Karma Is Not Real

It’s true that we can never choose our life or what happens to us. No one wants their mother to hit them or their dad to leave them, but it happens and for me, the only thing I can do is change my own future. My past was hard and I pushed a lot of memories in the back burner, but I’ve grown so much from the ashes of what was once the young me. I’ve rose from the grave of lost memories but I haven’t reached my highest potential yet.

Some people never change but my perspective of the world can. If I can learn to be less cold and distant, maybe I’ll warm up to people a little bit.

I can never change the way people will treat me but I can change the way I treat myself and how I react from it. As much as I want to do certain things, I know I can’t. It’s malicious and wrong – revenge never solves anything but builds more hatred and animosity. The day I learn to forgive is the day my whole life will change.

For a large chunk of my life, I strongly believed in karma. “You get what you deserve.” “Karma will bite you in the ass someday.” Any of these sound familiar?

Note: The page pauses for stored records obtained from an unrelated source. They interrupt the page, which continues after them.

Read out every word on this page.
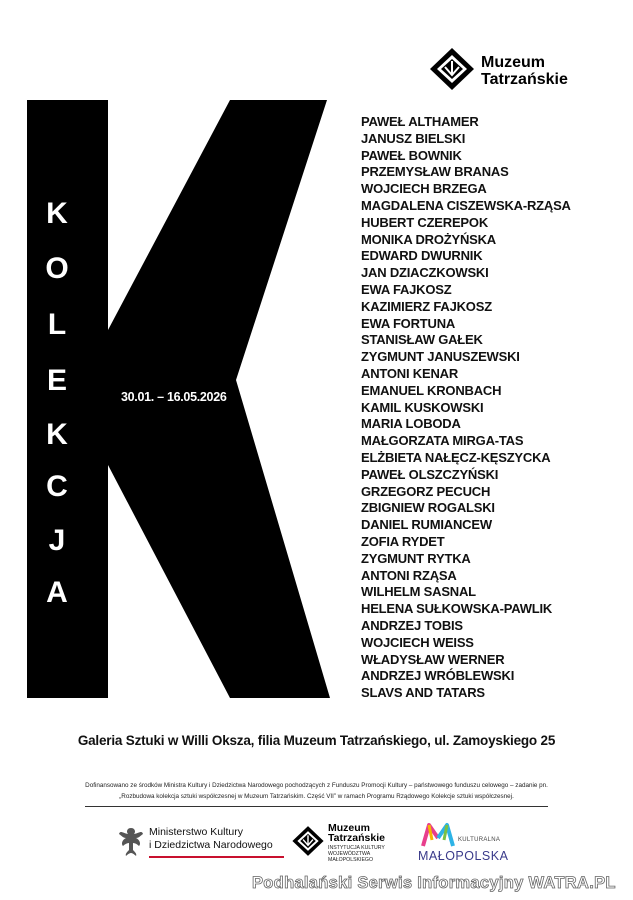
K
O
L
E
K
C
J
A
30.01. – 16.05.2026
Muzeum
Tatrzańskie
PAWEŁ ALTHAMER
JANUSZ BIELSKI
PAWEŁ BOWNIK
PRZEMYSŁAW BRANAS
WOJCIECH BRZEGA
MAGDALENA CISZEWSKA-RZĄSA
HUBERT CZEREPOK
MONIKA DROŻYŃSKA
EDWARD DWURNIK
JAN DZIACZKOWSKI
EWA FAJKOSZ
KAZIMIERZ FAJKOSZ
EWA FORTUNA
STANISŁAW GAŁEK
ZYGMUNT JANUSZEWSKI
ANTONI KENAR
EMANUEL KRONBACH
KAMIL KUSKOWSKI
MARIA LOBODA
MAŁGORZATA MIRGA-TAS
ELŻBIETA NAŁĘCZ-KĘSZYCKA
PAWEŁ OLSZCZYŃSKI
GRZEGORZ PECUCH
ZBIGNIEW ROGALSKI
DANIEL RUMIANCEW
ZOFIA RYDET
ZYGMUNT RYTKA
ANTONI RZĄSA
WILHELM SASNAL
HELENA SUŁKOWSKA-PAWLIK
ANDRZEJ TOBIS
WOJCIECH WEISS
WŁADYSŁAW WERNER
ANDRZEJ WRÓBLEWSKI
SLAVS AND TATARS
Galeria Sztuki w Willi Oksza, filia Muzeum Tatrzańskiego, ul. Zamoyskiego 25
Dofinansowano ze środków Ministra Kultury i Dziedzictwa Narodowego pochodzących z Funduszu Promocji Kultury – państwowego funduszu celowego – zadanie pn.
„Rozbudowa kolekcja sztuki współczesnej w Muzeum Tatrzańskim. Część VII” w ramach Programu Rządowego Kolekcje sztuki współczesnej.
Ministerstwo Kultury
i Dziedzictwa Narodowego
Muzeum
Tatrzańskie
INSTYTUCJA KULTURY
WOJEWÓDZTWA
MAŁOPOLSKIEGO
KULTURALNA
MAŁOPOLSKA
Podhalański Serwis Informacyjny WATRA.PL
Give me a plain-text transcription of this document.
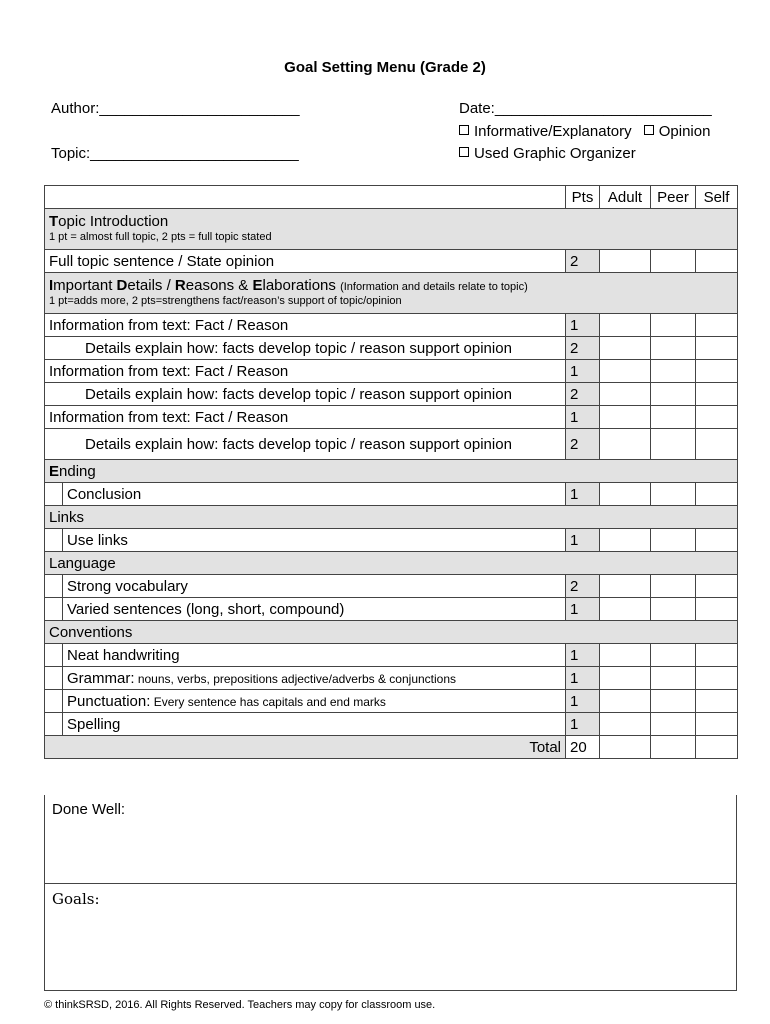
Goal Setting Menu (Grade 2)
Author:________________________
Topic:_________________________
Date:__________________________
Informative/Explanatory Opinion
Used Graphic Organizer
		Pts	Adult	Peer	Self

Topic Introduction
1 pt = almost full topic, 2 pts = full topic stated					

Full topic sentence / State opinion		2			

Important Details / Reasons & Elaborations (Information and details relate to topic)
1 pt=adds more, 2 pts=strengthens fact/reason’s support of topic/opinion					

Information from text: Fact / Reason		1			
Details explain how: facts develop topic / reason support opinion		2			
Information from text: Fact / Reason		1			
Details explain how: facts develop topic / reason support opinion		2			
Information from text: Fact / Reason		1			
Details explain how: facts develop topic / reason support opinion		2			
Ending					
	Conclusion	1			
Links					
	Use links	1			
Language					
	Strong vocabulary	2			
	Varied sentences (long, short, compound)	1			
Conventions					
	Neat handwriting	1			
	Grammar: nouns, verbs, prepositions adjective/adverbs & conjunctions	1			
	Punctuation: Every sentence has capitals and end marks	1			
	Spelling	1			
Total		20			
Done Well:
Goals:
© thinkSRSD, 2016. All Rights Reserved. Teachers may copy for classroom use.
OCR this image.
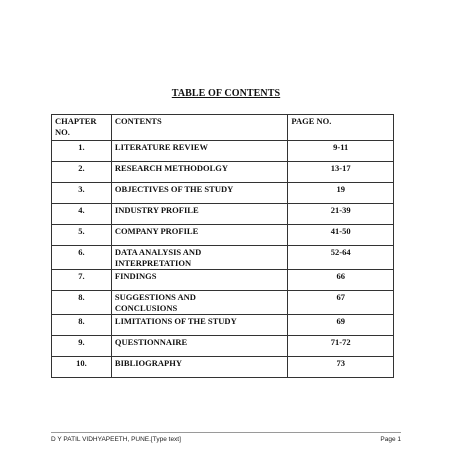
TABLE OF CONTENTS
CHAPTER
NO.	CONTENTS	PAGE NO.
1.	LITERATURE REVIEW	9-11
2.	RESEARCH METHODOLGY	13-17
3.	OBJECTIVES OF THE STUDY	19
4.	INDUSTRY PROFILE	21-39
5.	COMPANY PROFILE	41-50
6.	DATA ANALYSIS AND
INTERPRETATION	52-64
7.	FINDINGS	66
8.	SUGGESTIONS AND
CONCLUSIONS	67
8.	LIMITATIONS OF THE STUDY	69
9.	QUESTIONNAIRE	71-72
10.	BIBLIOGRAPHY	73
D Y PATIL VIDHYAPEETH, PUNE.[Type text]	Page 1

If someone treated me in a bad way, I told myself that karma will get them, making it even, and somehow that thought made me feel better, back then anyway. On the other side, whenever something misfortunate came my way, I thought, “This is karma for doing [something irrelevant] beforehand.” But as I think deeper about the series of events that occurred in my life, karma really doesn’t make sense or exist at all. There are questions where karma cannot ever be the answer.

What did I do to receive the abandonment of my father when I was just born? Where’s karma now to put the person who molested me in jail? Did the person who robbed my house two years ago ever get their own house robbed, too? What about the person who threatened my mother with a knife? My little sister, what did she do, as a young kid, to get holes in her heart?

Saying “karma will get them back” is the lazy way out. Shit happens because that’s life. Life isn’t always going to be perfect. There are people who have committed crimes who live life prison-free. There will be people, who are angels on Earth, who get cancer and pass away. There are many good deeds that go unnoticed and wrongdoings that go unpunished.

Bad things happen to everyone. But life isn’t all bad – there are good things that happen, and karma isn’t the reason why those events take place. People who do good things because they think they’ll get “good karma” back aren’t doing good at all. There’s greed behind their actions, a desire to receive something back, and there lies the secret intentions. I truly believe that if you do something nice, you cannot expect something back and it must be out of pure generosity, and if not, are you really doing good? Think about it. This pop culture definition of karma doesn’t exist and it’s not real. At least, not in my world.

Karma won’t save or help you with your desired revenge or expected rewards – be your own hero and save the day by making it better, not bitter.